The security hole you probably forgot to close
How to make sure every back door is locked
If the past 20 years has taught us anything, it is that technology is a double-edged sword. For every advance in functionality and convenience, there is a corresponding increase in risk.
This has been highlighted lately by the attention given to digital photocopiers by the Federal Trade Commission, which is looking into the risks presented by the hard drives in the devices. But it is not just discarded copiers that pose a risk. Networked peripherals of almost any kind offer convenient backdoors for hackers into enterprises.
“If it’s got memory, it’s got a processor, and it’s on the network, it’s a computing device and we should treat them as such,” said Adam Bosnian, executive vice president of corporate development at Cyber-Ark Software.
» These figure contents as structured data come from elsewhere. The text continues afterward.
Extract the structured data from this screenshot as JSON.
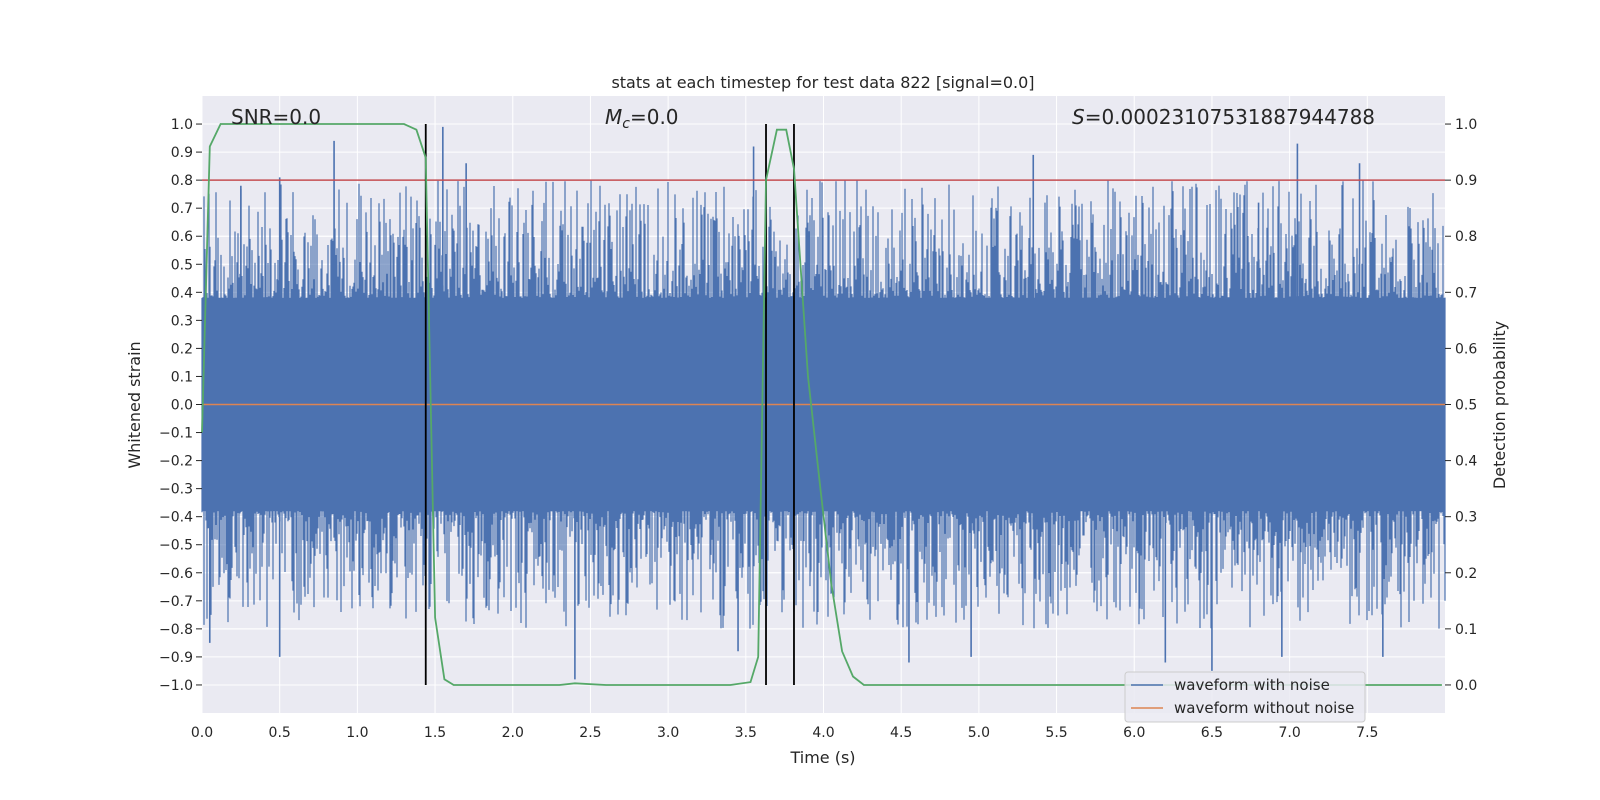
{
  "chart_data": {
    "type": "line",
    "title": "stats at each timestep for test data 822 [signal=0.0]",
    "xlabel": "Time (s)",
    "ylabel": "Whitened strain",
    "y2label": "Detection probability",
    "xlim": [
      0.0,
      8.0
    ],
    "ylim": [
      -1.1,
      1.1
    ],
    "y2lim": [
      -0.05,
      1.05
    ],
    "x_ticks": [
      0.0,
      0.5,
      1.0,
      1.5,
      2.0,
      2.5,
      3.0,
      3.5,
      4.0,
      4.5,
      5.0,
      5.5,
      6.0,
      6.5,
      7.0,
      7.5
    ],
    "x_tick_labels": [
      "0.0",
      "0.5",
      "1.0",
      "1.5",
      "2.0",
      "2.5",
      "3.0",
      "3.5",
      "4.0",
      "4.5",
      "5.0",
      "5.5",
      "6.0",
      "6.5",
      "7.0",
      "7.5"
    ],
    "y_ticks": [
      -1.0,
      -0.9,
      -0.8,
      -0.7,
      -0.6,
      -0.5,
      -0.4,
      -0.3,
      -0.2,
      -0.1,
      0.0,
      0.1,
      0.2,
      0.3,
      0.4,
      0.5,
      0.6,
      0.7,
      0.8,
      0.9,
      1.0
    ],
    "y_tick_labels": [
      "−1.0",
      "−0.9",
      "−0.8",
      "−0.7",
      "−0.6",
      "−0.5",
      "−0.4",
      "−0.3",
      "−0.2",
      "−0.1",
      "0.0",
      "0.1",
      "0.2",
      "0.3",
      "0.4",
      "0.5",
      "0.6",
      "0.7",
      "0.8",
      "0.9",
      "1.0"
    ],
    "y2_ticks": [
      0.0,
      0.1,
      0.2,
      0.3,
      0.4,
      0.5,
      0.6,
      0.7,
      0.8,
      0.9,
      1.0
    ],
    "y2_tick_labels": [
      "0.0",
      "0.1",
      "0.2",
      "0.3",
      "0.4",
      "0.5",
      "0.6",
      "0.7",
      "0.8",
      "0.9",
      "1.0"
    ],
    "annotations": {
      "snr": "SNR=0.0",
      "mc_symbol": "M",
      "mc_sub": "c",
      "mc_value": "=0.0",
      "s_symbol": "S",
      "s_value": "=0.00023107531887944788"
    },
    "threshold": {
      "value_y2": 0.9,
      "color": "#c44e52"
    },
    "vlines_x": [
      1.44,
      3.63,
      3.81
    ],
    "noise_envelope": {
      "core": 0.38,
      "spikes": [
        [
          0.05,
          -0.85
        ],
        [
          0.25,
          0.78
        ],
        [
          0.5,
          -0.9
        ],
        [
          0.5,
          0.81
        ],
        [
          0.85,
          0.94
        ],
        [
          1.55,
          0.99
        ],
        [
          1.7,
          0.86
        ],
        [
          2.4,
          -0.98
        ],
        [
          3.45,
          -0.88
        ],
        [
          3.55,
          0.92
        ],
        [
          4.55,
          -0.92
        ],
        [
          4.95,
          -0.9
        ],
        [
          5.35,
          0.89
        ],
        [
          6.2,
          -0.92
        ],
        [
          6.5,
          -0.95
        ],
        [
          6.8,
          0.72
        ],
        [
          6.95,
          -0.9
        ],
        [
          7.05,
          0.93
        ],
        [
          7.45,
          0.86
        ],
        [
          7.6,
          -0.9
        ]
      ]
    },
    "series": [
      {
        "name": "waveform with noise",
        "color": "#4c72b0",
        "axis": "left"
      },
      {
        "name": "waveform without noise",
        "color": "#dd8452",
        "axis": "left",
        "values_const": 0.0
      },
      {
        "name": "detection probability",
        "color": "#55a868",
        "axis": "right",
        "x": [
          0.0,
          0.05,
          0.12,
          0.3,
          0.6,
          1.0,
          1.3,
          1.38,
          1.44,
          1.5,
          1.56,
          1.62,
          2.0,
          2.3,
          2.4,
          2.6,
          3.0,
          3.4,
          3.53,
          3.58,
          3.63,
          3.7,
          3.76,
          3.81,
          3.9,
          3.98,
          4.05,
          4.12,
          4.19,
          4.26,
          5.0,
          7.98
        ],
        "values": [
          0.45,
          0.96,
          1.0,
          1.0,
          1.0,
          1.0,
          1.0,
          0.99,
          0.94,
          0.12,
          0.01,
          0.0,
          0.0,
          0.0,
          0.003,
          0.0,
          0.0,
          0.0,
          0.005,
          0.05,
          0.9,
          0.99,
          0.99,
          0.92,
          0.55,
          0.35,
          0.18,
          0.06,
          0.015,
          0.0,
          0.0,
          0.0
        ]
      }
    ],
    "legend": {
      "position": "lower-right",
      "entries": [
        "waveform with noise",
        "waveform without noise"
      ]
    }
  }
}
But copiers, scanners, fax machines and other networked tools often are not managed by the information technology shop that has responsibility for securing the enterprise; and those who do manage them typically are not focused on security.
Snazzy printer features could open Pandora’s box
Making printers pay: Ways to lower costs, improve security
“There is a lack of communication in terms of the ever-evolving technology out there,” Bosnian said. “There is a disconnect between the organizations internally and things fall into a gray area.”
Peripheral security's profile rose recently when Rep. Edward J. Markey (D-Mass.) asked the FTC to look into the threats posed by discarded copier hard drives.
“I am concerned that these hard drives represent a treasure trove for thieves,” he wrote on April 29. He asked what the commission has done about the threat, and encouraged it to provide consumers with information about the risks. “Business and government agencies also should ensure that all the personal information in the hard drives in these machines is wiped clean before the machine is ... disposed of,” he wrote.
FCC Chairman Jon Leibowitz said the commission is increasing its outreach and educational efforts for both businesses and consumers.
“The FTC is now reaching out to copier manufacturers, resellers, and retail copy and office supply stores to ensure that they are aware of the privacy risks associated with digital copiers,” Leibowitz wrote. He said the commission’s practice is to obtain ownership of hard drives of copiers it leases, and to erase and destroy them when the copiers are returned.
But Bosnian points out that copiers and other devices, in addition to their large memory, also often contain root or administrative accounts for management. These privileged accounts not only make it possible for an attacker to take over a targeted network device if it is not adequately secured, but also to use it as a means of entry to the rest of the network.
“It’s not a new problem,” Bosnian said. Awareness of the risks date back at least to the 1990s. “The concerns are out there,” but they often are not addressed because of organizational issues and a lack of resources. Even if the IT shop has control of peripheral devices, resources often are stretched thin and they receive little attention. The risk is accepted until it can be dealt with.
Is it necessary for these privileged accounts to be built into these devices? There is a school of thought that says no. But the reality is that these devices often are critical business tools that must be kept functioning. The value of “one powerful account that multiple people can access” to keep document management tools running often outweighs the perceived risk, Bosnian said.
Faced with the realities of technology, organizational priorities and budget constraints, awareness of the tools and the risks they present is needed so that these risks can be managed, mitigated and — when necessary — knowingly accepted and provided for.